Fault not Lebron James for leaving his beloved Ohio for the constant sun, fake boobs, low taxes and potential NBA championship in Miami. Basketball today, like all sports, is big business...and he's a 25-year-old red-blooded American male who, along with his pals and new teammates Dwyane Wade and Chris Bosh, is gonna tear up that town and save an extra $10-million. Can ya blame him? But we can put James on our eternal shit-list for how he handled his departure from the only burg he's known, and which gave him his start and his eventual throne as King James.

Lebron didn't even have the decency to provide advance notice to Gilbert. Instead, as the angry owner wrote in a scathing, well-earned public excoriation of his former star, James staged a "narcissistic" ESPN circus--complete with his own paid interviewer, Jim Gray--and literally left Gilbert to find out about Lebron's decision at the same time as I did. And I did absolutely nothing for the King these past seven years.
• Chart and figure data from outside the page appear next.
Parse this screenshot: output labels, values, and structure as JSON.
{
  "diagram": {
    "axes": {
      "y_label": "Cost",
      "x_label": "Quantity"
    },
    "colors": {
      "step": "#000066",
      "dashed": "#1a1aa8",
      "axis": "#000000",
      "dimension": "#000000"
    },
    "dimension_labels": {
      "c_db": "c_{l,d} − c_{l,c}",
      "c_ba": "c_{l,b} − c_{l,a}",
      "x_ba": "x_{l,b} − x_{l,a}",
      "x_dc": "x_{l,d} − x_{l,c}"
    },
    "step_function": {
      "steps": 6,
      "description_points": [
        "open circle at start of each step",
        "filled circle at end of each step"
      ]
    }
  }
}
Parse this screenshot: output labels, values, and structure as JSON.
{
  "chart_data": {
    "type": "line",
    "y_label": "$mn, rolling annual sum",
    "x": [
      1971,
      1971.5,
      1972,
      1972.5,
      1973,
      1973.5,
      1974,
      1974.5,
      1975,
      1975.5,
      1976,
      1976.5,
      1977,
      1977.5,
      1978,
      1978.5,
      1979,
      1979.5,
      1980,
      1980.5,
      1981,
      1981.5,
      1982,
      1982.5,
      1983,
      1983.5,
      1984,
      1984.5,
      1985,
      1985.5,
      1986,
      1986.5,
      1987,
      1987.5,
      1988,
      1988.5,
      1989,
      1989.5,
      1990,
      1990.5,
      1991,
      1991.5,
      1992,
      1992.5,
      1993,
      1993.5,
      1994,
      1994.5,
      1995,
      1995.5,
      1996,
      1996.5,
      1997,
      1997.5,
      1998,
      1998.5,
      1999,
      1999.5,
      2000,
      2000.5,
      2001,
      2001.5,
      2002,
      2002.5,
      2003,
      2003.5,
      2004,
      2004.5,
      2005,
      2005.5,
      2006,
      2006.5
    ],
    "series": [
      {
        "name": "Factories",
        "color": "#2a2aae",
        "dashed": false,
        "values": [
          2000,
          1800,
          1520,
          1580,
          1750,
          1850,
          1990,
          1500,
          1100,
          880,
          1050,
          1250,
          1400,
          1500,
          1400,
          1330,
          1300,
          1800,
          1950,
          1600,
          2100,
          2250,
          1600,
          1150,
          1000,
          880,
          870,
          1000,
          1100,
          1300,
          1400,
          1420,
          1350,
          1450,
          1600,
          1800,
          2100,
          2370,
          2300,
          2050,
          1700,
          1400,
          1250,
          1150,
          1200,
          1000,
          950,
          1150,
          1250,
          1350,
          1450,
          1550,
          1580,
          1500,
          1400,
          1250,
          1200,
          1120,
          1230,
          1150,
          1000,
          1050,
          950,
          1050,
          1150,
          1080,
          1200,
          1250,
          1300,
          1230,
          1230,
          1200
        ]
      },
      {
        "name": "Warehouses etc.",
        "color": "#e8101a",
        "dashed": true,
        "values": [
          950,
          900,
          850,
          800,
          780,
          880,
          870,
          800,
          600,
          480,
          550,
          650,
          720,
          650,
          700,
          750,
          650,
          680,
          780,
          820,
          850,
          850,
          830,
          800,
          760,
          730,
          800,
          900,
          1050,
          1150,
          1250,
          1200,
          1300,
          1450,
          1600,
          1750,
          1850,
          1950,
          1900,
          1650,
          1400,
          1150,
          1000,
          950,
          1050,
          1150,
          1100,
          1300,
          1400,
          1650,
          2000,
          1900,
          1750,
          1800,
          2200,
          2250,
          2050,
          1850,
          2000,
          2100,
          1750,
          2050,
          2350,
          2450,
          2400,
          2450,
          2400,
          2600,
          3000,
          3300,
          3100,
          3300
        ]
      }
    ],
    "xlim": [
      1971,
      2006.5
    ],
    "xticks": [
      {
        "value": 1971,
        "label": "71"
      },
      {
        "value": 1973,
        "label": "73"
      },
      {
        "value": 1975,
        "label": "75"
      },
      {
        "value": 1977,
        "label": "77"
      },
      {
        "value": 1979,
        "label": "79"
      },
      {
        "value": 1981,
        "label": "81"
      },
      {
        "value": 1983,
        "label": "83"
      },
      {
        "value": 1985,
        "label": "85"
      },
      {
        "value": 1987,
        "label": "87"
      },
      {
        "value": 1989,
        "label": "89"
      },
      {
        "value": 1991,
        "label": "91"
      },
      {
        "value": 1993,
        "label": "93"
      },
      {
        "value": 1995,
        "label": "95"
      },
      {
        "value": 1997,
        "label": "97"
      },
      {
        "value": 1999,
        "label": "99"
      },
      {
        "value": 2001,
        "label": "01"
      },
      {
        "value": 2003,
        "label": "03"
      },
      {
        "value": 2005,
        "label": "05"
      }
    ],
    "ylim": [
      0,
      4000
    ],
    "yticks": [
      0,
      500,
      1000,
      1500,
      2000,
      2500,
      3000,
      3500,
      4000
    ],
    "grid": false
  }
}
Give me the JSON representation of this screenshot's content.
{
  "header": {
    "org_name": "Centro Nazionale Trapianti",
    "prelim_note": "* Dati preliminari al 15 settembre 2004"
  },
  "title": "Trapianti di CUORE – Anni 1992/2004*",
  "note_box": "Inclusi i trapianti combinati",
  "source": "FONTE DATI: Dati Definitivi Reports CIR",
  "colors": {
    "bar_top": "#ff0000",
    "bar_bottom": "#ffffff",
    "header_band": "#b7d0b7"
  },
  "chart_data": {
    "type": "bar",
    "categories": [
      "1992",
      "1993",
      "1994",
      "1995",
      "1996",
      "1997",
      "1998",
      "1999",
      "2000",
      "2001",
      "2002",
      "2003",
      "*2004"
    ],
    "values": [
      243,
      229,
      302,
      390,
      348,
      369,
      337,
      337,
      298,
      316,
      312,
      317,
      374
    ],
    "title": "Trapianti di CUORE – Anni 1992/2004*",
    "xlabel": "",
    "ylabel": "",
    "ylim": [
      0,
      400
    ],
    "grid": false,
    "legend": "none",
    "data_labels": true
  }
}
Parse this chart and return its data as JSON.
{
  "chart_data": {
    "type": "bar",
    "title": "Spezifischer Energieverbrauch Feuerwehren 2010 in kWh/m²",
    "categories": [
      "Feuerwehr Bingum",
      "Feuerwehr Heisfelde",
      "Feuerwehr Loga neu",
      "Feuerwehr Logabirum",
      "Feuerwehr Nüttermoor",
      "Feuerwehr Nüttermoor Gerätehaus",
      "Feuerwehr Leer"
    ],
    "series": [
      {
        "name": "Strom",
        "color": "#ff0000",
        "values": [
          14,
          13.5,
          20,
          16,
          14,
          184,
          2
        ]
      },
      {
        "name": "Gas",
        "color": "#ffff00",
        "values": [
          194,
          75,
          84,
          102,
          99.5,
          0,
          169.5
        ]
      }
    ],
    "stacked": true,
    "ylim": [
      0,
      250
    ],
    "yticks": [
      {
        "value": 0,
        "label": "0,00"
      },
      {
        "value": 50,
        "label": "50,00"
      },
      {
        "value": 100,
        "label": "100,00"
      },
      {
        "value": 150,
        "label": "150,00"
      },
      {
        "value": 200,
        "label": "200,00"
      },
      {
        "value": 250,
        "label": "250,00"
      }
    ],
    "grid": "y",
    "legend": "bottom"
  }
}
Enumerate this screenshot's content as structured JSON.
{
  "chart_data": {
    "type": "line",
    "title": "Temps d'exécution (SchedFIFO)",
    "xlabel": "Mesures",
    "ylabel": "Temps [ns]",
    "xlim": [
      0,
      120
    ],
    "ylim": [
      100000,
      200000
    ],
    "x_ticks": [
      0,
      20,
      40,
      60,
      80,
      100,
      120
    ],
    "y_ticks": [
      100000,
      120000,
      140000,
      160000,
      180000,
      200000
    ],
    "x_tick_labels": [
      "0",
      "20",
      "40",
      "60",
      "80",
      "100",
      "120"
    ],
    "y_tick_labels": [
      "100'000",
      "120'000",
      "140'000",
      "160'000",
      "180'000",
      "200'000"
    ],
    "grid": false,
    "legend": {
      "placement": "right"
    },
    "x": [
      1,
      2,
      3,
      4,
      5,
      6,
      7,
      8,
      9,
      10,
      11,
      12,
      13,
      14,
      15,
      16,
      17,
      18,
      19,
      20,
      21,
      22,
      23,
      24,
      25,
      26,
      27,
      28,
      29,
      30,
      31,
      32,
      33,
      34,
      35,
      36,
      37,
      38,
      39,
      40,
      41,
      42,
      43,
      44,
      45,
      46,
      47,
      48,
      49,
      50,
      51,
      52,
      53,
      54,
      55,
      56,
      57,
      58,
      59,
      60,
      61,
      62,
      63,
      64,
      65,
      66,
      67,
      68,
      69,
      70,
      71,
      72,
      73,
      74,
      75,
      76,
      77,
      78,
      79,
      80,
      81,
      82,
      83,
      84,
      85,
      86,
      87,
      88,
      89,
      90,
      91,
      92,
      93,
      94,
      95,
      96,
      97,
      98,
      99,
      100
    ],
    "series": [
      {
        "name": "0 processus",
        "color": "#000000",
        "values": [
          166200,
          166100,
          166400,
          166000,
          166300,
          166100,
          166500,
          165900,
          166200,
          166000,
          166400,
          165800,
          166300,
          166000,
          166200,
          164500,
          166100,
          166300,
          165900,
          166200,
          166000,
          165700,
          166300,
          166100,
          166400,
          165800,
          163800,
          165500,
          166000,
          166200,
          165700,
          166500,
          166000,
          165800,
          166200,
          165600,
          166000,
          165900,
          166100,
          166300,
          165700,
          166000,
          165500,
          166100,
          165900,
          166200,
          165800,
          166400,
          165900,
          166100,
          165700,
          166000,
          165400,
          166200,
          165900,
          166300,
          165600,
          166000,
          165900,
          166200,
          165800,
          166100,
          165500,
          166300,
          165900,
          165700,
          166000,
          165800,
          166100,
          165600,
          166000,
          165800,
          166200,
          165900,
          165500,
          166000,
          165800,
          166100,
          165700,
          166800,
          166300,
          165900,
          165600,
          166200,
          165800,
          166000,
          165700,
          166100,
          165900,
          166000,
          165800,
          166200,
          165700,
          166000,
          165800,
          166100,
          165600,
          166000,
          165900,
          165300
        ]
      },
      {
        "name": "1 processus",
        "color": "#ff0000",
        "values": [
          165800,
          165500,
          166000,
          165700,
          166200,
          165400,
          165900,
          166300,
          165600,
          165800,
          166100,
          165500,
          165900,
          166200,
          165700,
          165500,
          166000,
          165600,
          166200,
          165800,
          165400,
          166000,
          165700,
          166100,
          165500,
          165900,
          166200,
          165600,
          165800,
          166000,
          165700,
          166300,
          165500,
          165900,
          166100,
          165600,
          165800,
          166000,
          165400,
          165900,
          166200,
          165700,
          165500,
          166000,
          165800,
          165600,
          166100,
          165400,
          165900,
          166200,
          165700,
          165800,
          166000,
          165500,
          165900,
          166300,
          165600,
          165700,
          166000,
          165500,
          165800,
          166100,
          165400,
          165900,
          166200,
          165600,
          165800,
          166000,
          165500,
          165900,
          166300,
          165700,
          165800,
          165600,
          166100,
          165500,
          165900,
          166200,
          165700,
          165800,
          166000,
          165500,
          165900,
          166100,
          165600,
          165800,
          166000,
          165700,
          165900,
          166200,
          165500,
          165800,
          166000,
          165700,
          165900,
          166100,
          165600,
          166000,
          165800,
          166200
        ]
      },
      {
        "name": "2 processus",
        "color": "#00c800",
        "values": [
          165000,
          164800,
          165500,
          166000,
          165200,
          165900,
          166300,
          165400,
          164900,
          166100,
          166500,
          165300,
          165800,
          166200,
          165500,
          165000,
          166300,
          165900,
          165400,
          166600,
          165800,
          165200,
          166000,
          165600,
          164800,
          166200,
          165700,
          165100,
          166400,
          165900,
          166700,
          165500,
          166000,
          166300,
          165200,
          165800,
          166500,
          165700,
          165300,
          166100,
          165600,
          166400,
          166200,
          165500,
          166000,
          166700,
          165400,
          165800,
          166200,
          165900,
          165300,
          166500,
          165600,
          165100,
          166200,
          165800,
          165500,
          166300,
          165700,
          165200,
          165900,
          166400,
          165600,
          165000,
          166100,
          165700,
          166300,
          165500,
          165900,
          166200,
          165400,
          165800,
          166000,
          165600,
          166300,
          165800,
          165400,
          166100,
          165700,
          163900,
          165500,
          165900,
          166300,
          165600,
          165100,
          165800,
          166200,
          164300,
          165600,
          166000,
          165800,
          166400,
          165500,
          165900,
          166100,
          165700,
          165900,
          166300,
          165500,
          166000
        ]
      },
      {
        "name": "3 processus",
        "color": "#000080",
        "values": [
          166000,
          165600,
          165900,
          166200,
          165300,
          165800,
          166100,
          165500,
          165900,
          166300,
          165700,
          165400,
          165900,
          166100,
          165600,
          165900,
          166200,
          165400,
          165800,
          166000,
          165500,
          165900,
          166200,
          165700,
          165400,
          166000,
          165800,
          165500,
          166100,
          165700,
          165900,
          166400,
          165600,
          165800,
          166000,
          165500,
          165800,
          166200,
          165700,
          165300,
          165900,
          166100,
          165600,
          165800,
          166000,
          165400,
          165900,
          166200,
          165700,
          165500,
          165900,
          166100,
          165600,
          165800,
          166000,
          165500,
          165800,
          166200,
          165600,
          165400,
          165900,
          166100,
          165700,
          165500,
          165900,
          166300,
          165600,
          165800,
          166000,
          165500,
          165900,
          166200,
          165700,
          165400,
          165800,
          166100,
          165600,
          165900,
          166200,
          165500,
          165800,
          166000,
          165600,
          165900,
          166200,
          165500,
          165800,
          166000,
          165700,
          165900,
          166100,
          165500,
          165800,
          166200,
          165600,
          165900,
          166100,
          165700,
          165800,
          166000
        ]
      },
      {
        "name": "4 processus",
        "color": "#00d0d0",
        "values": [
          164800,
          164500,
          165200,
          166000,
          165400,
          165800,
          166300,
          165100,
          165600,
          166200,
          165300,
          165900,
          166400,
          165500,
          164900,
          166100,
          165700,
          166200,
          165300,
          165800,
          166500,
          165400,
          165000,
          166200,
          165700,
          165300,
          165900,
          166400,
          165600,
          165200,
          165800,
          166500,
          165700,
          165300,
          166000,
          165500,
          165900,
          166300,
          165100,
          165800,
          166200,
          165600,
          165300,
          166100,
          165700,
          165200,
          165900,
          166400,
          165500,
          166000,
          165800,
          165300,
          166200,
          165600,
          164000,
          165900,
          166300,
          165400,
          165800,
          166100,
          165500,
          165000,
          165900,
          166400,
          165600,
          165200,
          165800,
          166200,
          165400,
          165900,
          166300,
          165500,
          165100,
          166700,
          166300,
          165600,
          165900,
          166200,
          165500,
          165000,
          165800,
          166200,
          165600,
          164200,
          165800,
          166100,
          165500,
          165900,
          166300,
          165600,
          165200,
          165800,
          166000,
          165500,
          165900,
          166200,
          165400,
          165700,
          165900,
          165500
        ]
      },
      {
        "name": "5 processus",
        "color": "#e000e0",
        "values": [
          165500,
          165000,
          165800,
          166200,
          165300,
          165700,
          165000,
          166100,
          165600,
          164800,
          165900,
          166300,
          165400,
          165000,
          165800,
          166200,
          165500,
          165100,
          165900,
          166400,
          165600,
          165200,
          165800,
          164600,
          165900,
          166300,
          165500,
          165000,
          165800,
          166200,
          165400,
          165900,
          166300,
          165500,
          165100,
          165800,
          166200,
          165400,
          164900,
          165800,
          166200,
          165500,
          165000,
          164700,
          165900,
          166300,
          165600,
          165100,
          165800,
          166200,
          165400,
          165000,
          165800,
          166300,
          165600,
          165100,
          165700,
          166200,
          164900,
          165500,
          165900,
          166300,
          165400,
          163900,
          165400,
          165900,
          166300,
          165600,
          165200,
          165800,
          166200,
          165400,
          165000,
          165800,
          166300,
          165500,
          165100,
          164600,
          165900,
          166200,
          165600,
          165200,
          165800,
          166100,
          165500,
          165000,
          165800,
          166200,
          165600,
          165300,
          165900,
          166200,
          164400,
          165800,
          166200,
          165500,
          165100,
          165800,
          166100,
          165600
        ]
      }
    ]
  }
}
So yes, thank you Dan Gilbert, for calling James out on his self-aggrandizing, time-wasting slap in the face of Cleveland and sports fans everywhere. Thank you for feeling such visceral disgust that you felt compelled to write your open letter to your heartbroken fans in which you branded James as shameful, selfish and cowardly.

But I'd like to take Gilbert's rant a step further. Personally, I'm sick of all the showboating, arrogance and low-class behavior of athletes in general. I want football players to stop dancing like MC Hammer every time they score a touchdown. I want basketball players to stop angrily screaming "muthafucka" and looking like they could kill someone whenever they block a shot or dunk the ball (are you listening, Kevin Garnett et al?). I want athletes to stop jumping in the stands to fight with fans. I want them to stop juicing themselves to the point of physical absurdity. Is that too much to ask?

In the wake of the NBA's free-agent frenzy, Lebron's behavior just gave folks like me religion; a reason to devoutly root for the Heat's colossal failure. As a die-hard Knicks fan, I congratulate Miami for taking over the top spot from Boston on the teams-I-hate list. As for Lebron, he'll go to Miami, he'll make gazillions, and he may, just may--if he, Wade and Bosh can check their egos and shooting obsessions at the door--win an NBA title someday. But what he lost last week he will never get back: respect and adulation from the fans.

As actor, fellow Knicks fanatic and NY Post guest columnist Matthew Modine put it Saturday, "F--k Lebron James." Amen.